Search code examples
apache-storm

Can I increase parallelism of running Storm topology dynamically


Storm Version: 1.2.1

As par the link here, following is syntax to rebalance the storm topology:

storm rebalance topology-name [-w wait-time-secs] [-n new-num-workers] [-e component=parallelism]*

I have a simple topology where I have some bolt BoltB running with paralleilism 5 and numTasks = 1, I ran following command:

storm rebalance myTopo -n 5(same as earlier) -w 20 -e BoltB=10

It deactivated the topology, but activated it with same number of parallelism for BoltB, Am I missing something, is this supposed to work in this way, Will I have to have numTasks for BoltB higher to achieve this?


Solution

  • Please read http://storm.apache.org/releases/2.0.0-SNAPSHOT/Understanding-the-parallelism-of-a-Storm-topology.html.

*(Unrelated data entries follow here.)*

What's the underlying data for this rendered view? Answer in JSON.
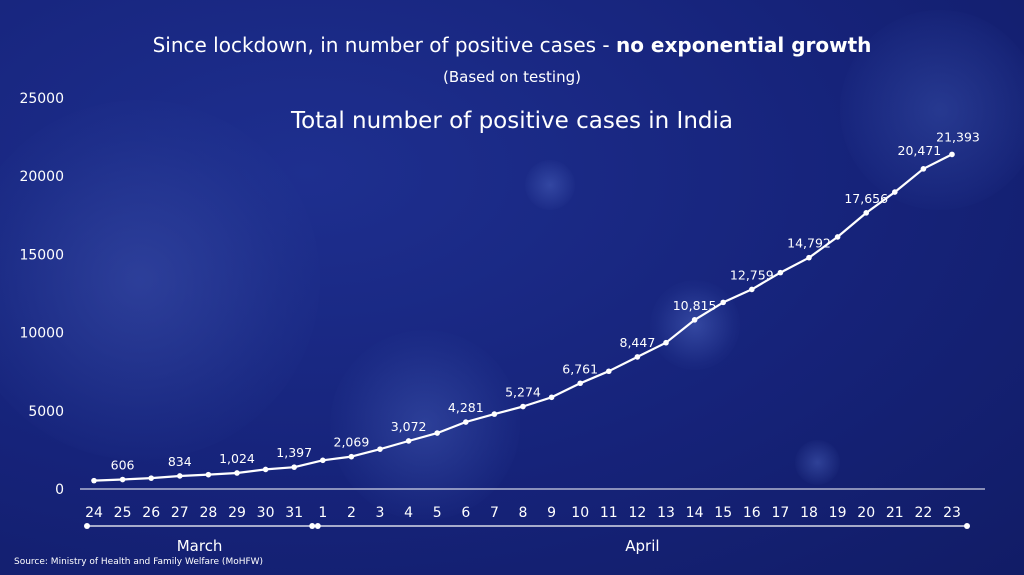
{
  "title_part1": "Since lockdown, in number of positive cases - ",
  "title_part2": "no exponential growth",
  "subtitle": "(Based on testing)",
  "source": "Source: Ministry of Health and Family Welfare (MoHFW)",
  "chart_data": {
    "type": "line",
    "title": "Total number of positive cases in India",
    "x": [
      "24",
      "25",
      "26",
      "27",
      "28",
      "29",
      "30",
      "31",
      "1",
      "2",
      "3",
      "4",
      "5",
      "6",
      "7",
      "8",
      "9",
      "10",
      "11",
      "12",
      "13",
      "14",
      "15",
      "16",
      "17",
      "18",
      "19",
      "20",
      "21",
      "22",
      "23"
    ],
    "months": [
      {
        "label": "March",
        "from": 0,
        "to": 7
      },
      {
        "label": "April",
        "from": 8,
        "to": 30
      }
    ],
    "series": [
      {
        "values": [
          536,
          606,
          694,
          834,
          918,
          1024,
          1251,
          1397,
          1834,
          2069,
          2547,
          3072,
          3577,
          4281,
          4789,
          5274,
          5865,
          6761,
          7529,
          8447,
          9352,
          10815,
          11933,
          12759,
          13835,
          14792,
          16116,
          17656,
          18985,
          20471,
          21393
        ],
        "labels": [
          null,
          "606",
          null,
          "834",
          null,
          "1,024",
          null,
          "1,397",
          null,
          "2,069",
          null,
          "3,072",
          null,
          "4,281",
          null,
          "5,274",
          null,
          "6,761",
          null,
          "8,447",
          null,
          "10,815",
          null,
          "12,759",
          null,
          "14,792",
          null,
          "17,656",
          null,
          "20,471",
          "21,393"
        ]
      }
    ],
    "y_ticks": [
      "0",
      "5000",
      "10000",
      "15000",
      "20000",
      "25000"
    ],
    "ylim": [
      0,
      25000
    ],
    "grid": false,
    "colors": {
      "line": "#ffffff",
      "background": "#16237a",
      "text": "#ffffff"
    }
  }
}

    The short of it is that the number of tasks for a component in a Storm topology is static once you've submitted the topology. So if you do setNumTasks(1) for boltB in your topology setup, then there will only ever be 1 instance of boltB, which means there will only be 1 thread running boltB at a time.

    You can think of tasks as the cap on how many threads you can spread the boltB work across without redeploying. Storm creates an instance of your bolt for each task, and then spreads them across however many threads you've told it to use via the parallelism_hint parameter during setup.

    The parallelism_hint sets the initial number of executors (threads) for the bolt. The number of executors can be changed without redeploying the topology, via the rebalance command, but you can't raise the number of executors higher than the number of tasks.